Additionally, Thrift left the Tour with a solid grip on a handful of top 10-related stats. In spring 2017, Thrift established a new record for consecutive FLW Tour top 10s at five after making the cut on Saturday at the Harris Chain before finishing “only” 12th at Lake Cumberland in the next event. Had Ron Nelson not finished 11th at the Harris Chain this year we might be a little worried about it, but you can rest assured there’s still a long road ahead for anyone hoping to snap that particular streak.

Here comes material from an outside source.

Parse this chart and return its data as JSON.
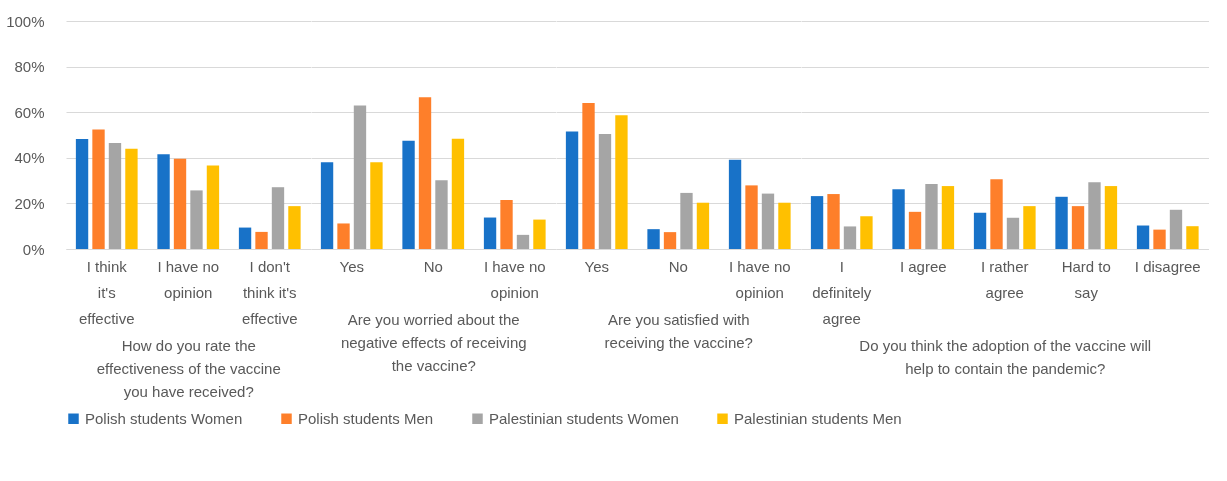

It should come as no surprise that Thrift has more FLW Tour top-10 finishes than anyone else. He snuck ahead of Andy Morgan, who has 39, during the 2019 season and wound up with 43. Had Brent Ehrler stuck with the FLW Tour and maintained the pace he started on, it might be a slightly different conversation, but as Ehrler didn’t fish with FLW long enough to really pad his numbers, the difference between Thrift and the others at the top is quite startling. Andy Morgan, Clark Wendlandt, Scott Martin and David Dudley have all banked 33 or more top 10s on Tour, but they also all fished much longer careers with FLW. Thrift has done it in a virtual sprint from 2007 to 2019.

 

Bryan Thrift

10. Finally winning the Cup

Having done basically everything you can do at FLW’s pro level, Thrift was still lacking an FLW Cup victory coming into 2019, even after amassing an incredible eight top-10 finishes in the biggest tournament FLW had to offer.  Finally, in what many suspected would be the last FLW Cup, Thrift got it done, winning in dominating fashion in another summertime scorcher on Lake Hamilton in Arkansas. Catching fish on everything from a topwater to a worm and a crankbait, Thrift put together a truly masterful event to finally lock down his place in FLW Cup history. 

Now, with a slew of history behind him, Thrift is already looking quite at home on the BPT, as everyone knew he would. The frightening thing is that he may not yet be in his prime. Though it’s hard to imagine his 40s being better than his 30s, anyone who has watched him over the years has learned to never doubt the possibilities.